Even so, more than half of young turkeys don't survive their first two weeks. They fall victim to predators or cold drenching spring rains. Their odds of survival improve after about two weeks, once they can fly up into the trees to escape danger and to roost for the night.
Young males stay with the mother, learning the art of survival, until the fall. Young females stay even longer, until the next spring's breeding season. In the summer and fall, family flocks may join together, making larger flocks.

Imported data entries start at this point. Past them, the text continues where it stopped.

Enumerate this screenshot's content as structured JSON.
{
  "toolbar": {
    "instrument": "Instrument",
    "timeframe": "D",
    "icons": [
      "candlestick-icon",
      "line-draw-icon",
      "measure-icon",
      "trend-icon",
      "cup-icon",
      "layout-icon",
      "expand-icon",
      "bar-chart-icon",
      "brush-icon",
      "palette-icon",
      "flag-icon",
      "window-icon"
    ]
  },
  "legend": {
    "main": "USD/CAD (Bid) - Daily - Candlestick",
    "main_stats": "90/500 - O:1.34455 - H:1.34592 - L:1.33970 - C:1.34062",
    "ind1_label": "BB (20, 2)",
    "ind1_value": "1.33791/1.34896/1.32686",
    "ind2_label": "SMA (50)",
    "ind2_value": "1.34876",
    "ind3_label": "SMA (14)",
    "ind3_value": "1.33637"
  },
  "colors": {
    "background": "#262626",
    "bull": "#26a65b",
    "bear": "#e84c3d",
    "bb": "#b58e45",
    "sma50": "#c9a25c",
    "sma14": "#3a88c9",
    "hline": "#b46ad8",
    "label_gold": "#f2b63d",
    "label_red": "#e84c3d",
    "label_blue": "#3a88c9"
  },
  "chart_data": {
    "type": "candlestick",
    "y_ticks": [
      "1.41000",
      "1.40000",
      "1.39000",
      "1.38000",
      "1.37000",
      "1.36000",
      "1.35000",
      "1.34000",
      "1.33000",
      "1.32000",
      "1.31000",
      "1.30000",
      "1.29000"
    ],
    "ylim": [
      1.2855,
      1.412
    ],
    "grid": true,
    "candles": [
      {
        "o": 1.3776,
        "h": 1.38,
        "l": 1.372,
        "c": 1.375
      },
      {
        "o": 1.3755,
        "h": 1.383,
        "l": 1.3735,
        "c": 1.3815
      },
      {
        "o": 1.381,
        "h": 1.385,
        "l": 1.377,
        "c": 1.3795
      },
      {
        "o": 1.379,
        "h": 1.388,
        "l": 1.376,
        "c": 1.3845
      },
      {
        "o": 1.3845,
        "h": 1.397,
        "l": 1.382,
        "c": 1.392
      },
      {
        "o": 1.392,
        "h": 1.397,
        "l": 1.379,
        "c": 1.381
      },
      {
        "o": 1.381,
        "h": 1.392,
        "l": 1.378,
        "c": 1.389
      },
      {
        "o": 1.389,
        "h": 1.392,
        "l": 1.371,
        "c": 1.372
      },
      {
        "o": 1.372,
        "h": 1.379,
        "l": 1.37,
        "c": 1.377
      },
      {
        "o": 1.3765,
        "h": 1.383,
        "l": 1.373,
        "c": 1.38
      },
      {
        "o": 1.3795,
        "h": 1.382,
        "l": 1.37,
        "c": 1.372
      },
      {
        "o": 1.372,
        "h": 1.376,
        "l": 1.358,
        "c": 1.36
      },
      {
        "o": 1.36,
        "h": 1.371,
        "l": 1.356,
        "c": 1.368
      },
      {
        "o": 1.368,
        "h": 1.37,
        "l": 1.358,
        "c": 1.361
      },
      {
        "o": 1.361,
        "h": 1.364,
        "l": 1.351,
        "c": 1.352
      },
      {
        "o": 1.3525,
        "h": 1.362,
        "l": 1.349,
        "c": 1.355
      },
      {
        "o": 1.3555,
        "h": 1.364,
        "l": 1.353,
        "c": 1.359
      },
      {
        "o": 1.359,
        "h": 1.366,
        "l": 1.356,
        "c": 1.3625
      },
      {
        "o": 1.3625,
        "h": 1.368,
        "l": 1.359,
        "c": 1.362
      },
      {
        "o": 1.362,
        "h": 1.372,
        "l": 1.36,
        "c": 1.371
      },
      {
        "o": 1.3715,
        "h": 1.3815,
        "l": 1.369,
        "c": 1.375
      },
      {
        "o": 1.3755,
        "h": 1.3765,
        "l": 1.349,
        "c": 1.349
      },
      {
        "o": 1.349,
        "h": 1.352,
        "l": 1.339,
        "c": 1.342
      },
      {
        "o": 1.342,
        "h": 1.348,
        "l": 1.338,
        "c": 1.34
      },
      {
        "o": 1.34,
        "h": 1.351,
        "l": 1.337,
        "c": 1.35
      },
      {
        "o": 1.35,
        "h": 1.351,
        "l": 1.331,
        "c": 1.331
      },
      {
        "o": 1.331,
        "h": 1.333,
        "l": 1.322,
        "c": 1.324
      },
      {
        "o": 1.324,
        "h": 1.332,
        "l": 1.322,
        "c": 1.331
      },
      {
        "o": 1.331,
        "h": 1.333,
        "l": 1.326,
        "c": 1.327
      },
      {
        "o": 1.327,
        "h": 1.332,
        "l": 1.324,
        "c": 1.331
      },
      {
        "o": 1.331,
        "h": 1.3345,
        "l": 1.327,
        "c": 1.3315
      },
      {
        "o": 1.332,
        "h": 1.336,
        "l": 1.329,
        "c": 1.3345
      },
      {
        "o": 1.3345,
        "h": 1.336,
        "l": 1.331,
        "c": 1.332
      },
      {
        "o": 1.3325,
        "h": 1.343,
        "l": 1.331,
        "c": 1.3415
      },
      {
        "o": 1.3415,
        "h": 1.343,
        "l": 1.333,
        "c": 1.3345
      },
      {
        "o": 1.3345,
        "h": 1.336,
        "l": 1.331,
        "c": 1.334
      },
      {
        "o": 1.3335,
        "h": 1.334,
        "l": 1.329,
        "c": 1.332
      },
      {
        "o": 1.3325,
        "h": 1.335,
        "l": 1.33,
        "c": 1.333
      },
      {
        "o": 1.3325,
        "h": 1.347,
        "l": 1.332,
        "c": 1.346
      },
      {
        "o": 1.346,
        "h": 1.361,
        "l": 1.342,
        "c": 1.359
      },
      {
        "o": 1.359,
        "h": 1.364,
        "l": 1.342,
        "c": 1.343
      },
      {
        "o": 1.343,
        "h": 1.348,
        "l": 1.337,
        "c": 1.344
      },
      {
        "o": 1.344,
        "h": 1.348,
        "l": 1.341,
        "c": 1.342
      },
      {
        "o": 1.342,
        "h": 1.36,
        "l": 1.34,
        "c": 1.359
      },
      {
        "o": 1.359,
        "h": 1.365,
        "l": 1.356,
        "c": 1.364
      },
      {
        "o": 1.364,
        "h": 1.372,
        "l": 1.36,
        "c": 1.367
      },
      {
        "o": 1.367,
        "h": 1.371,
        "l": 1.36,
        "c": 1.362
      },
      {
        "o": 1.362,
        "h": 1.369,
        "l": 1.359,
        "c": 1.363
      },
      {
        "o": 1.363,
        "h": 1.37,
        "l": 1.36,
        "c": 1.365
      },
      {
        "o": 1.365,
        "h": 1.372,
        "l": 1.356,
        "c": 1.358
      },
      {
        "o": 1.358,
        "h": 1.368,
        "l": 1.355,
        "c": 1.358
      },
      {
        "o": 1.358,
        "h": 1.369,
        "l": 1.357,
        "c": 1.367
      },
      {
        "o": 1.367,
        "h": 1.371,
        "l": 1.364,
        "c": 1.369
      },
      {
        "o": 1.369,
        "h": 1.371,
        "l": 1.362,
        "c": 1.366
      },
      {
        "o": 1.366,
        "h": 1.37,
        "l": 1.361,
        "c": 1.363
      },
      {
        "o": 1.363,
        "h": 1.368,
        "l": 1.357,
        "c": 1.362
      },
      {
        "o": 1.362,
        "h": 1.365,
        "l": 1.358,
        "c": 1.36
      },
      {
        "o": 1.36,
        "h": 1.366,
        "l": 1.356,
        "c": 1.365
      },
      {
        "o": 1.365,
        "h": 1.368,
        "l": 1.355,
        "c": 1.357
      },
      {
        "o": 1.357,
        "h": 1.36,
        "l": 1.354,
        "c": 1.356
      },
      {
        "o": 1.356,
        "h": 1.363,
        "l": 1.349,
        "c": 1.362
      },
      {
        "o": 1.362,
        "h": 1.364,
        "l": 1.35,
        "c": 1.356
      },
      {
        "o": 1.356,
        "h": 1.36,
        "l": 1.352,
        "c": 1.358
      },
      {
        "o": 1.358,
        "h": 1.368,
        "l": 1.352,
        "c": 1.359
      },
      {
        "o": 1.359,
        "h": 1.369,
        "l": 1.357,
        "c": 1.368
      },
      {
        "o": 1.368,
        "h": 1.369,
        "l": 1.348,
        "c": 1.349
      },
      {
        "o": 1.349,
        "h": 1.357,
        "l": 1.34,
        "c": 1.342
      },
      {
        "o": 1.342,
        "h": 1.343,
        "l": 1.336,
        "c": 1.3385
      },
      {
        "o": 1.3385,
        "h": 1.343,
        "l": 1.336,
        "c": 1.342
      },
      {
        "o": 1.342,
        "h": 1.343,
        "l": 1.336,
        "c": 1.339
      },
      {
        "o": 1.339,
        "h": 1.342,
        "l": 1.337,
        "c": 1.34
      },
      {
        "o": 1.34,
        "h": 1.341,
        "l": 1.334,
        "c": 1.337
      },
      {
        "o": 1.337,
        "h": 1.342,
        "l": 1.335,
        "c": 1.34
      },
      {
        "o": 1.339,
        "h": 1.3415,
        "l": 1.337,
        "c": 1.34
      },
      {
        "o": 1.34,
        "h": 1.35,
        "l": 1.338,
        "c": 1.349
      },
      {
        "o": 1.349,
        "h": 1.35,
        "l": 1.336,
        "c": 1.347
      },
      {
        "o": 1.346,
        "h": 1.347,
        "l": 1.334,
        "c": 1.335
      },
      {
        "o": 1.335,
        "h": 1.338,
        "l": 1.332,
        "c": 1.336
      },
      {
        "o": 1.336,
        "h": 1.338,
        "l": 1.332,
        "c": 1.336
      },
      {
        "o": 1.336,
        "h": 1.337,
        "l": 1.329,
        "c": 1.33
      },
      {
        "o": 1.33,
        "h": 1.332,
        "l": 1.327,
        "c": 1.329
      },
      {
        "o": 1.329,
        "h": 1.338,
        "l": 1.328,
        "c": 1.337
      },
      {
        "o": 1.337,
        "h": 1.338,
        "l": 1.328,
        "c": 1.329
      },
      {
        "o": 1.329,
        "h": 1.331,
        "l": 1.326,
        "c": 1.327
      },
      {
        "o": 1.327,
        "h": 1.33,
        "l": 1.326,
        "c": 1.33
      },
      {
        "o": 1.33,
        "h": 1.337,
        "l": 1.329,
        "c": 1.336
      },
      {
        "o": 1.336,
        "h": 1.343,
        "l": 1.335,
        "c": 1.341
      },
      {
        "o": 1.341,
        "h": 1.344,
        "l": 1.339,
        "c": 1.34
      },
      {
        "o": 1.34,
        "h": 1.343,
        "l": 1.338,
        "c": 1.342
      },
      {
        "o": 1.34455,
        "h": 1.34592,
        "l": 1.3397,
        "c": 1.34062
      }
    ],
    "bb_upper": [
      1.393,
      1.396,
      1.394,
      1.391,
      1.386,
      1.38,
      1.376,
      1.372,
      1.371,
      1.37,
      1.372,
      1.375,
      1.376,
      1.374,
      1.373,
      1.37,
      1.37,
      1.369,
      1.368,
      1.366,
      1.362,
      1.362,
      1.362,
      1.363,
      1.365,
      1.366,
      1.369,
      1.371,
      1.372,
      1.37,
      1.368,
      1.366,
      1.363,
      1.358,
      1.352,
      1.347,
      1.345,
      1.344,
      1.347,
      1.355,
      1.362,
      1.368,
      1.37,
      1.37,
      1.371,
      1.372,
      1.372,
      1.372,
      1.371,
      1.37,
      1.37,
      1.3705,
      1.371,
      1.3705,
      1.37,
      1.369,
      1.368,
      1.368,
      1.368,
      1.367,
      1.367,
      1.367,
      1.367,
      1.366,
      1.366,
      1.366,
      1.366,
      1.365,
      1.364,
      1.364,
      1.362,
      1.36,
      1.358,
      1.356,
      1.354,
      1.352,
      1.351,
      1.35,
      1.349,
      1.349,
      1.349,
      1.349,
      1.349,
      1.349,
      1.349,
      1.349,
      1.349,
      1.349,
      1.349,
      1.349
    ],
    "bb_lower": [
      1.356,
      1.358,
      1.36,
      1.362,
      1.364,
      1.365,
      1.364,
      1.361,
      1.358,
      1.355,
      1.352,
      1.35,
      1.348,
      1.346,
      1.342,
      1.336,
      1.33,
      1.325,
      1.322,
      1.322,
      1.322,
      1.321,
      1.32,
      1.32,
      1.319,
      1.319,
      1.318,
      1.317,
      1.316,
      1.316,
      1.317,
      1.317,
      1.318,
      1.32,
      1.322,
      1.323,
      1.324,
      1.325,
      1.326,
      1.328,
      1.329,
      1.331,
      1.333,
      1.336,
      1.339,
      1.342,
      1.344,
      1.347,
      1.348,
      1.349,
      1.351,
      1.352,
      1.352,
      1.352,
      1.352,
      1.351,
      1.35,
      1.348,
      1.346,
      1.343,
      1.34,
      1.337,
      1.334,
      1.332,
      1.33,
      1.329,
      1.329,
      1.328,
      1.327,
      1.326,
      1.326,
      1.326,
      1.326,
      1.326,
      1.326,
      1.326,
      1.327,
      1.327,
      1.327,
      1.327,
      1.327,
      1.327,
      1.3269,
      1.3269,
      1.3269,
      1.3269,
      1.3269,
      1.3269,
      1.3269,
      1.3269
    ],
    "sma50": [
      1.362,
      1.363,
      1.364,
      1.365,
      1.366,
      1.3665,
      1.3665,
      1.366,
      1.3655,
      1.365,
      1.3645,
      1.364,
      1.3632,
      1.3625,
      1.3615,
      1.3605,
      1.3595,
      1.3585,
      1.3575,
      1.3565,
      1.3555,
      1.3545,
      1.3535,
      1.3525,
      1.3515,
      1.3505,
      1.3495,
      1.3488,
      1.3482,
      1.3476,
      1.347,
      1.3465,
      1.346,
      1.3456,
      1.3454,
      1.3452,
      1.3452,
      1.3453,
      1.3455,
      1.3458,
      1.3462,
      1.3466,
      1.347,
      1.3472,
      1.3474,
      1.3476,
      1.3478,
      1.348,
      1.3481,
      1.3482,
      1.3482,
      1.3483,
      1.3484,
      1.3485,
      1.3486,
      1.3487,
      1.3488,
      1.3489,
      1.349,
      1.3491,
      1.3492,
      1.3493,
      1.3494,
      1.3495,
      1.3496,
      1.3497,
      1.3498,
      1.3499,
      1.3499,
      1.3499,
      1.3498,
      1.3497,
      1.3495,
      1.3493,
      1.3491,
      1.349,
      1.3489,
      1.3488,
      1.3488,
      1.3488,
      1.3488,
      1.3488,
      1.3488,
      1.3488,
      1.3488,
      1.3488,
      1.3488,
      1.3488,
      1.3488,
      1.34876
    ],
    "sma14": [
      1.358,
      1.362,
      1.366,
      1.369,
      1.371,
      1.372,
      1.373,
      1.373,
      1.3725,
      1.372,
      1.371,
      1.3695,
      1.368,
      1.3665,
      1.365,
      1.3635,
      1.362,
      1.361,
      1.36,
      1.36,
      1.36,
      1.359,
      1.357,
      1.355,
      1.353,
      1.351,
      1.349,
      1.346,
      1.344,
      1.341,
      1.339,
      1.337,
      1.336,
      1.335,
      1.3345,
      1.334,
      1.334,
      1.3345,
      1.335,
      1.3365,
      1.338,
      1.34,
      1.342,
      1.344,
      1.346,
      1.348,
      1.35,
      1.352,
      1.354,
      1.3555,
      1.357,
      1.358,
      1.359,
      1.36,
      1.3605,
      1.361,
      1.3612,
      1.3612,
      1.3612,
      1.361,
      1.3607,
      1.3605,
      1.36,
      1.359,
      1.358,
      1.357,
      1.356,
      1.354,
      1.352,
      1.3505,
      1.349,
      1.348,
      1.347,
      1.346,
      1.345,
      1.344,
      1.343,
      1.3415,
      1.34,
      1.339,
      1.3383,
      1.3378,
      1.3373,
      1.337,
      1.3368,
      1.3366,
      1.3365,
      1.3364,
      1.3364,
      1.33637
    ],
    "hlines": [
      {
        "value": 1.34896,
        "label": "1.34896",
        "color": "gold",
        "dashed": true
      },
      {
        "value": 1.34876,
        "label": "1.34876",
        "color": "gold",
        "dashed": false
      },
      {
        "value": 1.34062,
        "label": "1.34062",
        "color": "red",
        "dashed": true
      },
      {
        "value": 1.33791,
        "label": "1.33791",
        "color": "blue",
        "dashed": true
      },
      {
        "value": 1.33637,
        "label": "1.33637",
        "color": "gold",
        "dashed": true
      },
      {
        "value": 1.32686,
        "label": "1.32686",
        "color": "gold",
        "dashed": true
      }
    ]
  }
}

Turkey courtship begins in late February and lasts through early May. The males "gobble", calling the females to them, and fan their tails and strut to show off. Males are large, between 16 and 25 pounds, with iridescent dark feathers, fleshy wattle around their heads and necks, feather-like "beards" on their chests, and sharp spurs on their heels for fighting. Their appearance presumably impresses females and intimidates potential rival males. Males mate with several different hens and have no role in nesting or raising the young.
Females usually weigh only half to three-quarters as much as males and have dull colors, which camouflage them during nesting. They typically lay 10-12 tan eggs in a shallow hollow that they scrape in the ground in a brushy area that offers good cover. The young hatch by the first week in June.
Besides gobbles and alarm calls, turkeys have many other calls. They may cluck to get another turkey's attention, make a purring sound when content, cackle when taking flight, and give muffled yelps to communicate with others while roosting in trees. Hens have certain calls to respond to males and to assemble their flocks of young. Young turkeys who are lost give a special call. Some calls communicate a turkey's sex, age, or dominance status, and others may intimidate predators.
The story of the wild turkey's decline and restoration in Massachusetts has been repeated in many other states. Today populations of wild turkeys are robust enough to support carefully controlled hunting in 49 states. Massachusetts allows turkey hunting, by permit only, in many locations. The turkey-hunting seasons include a one-week fall season (now past) and a two- to four-week spring season.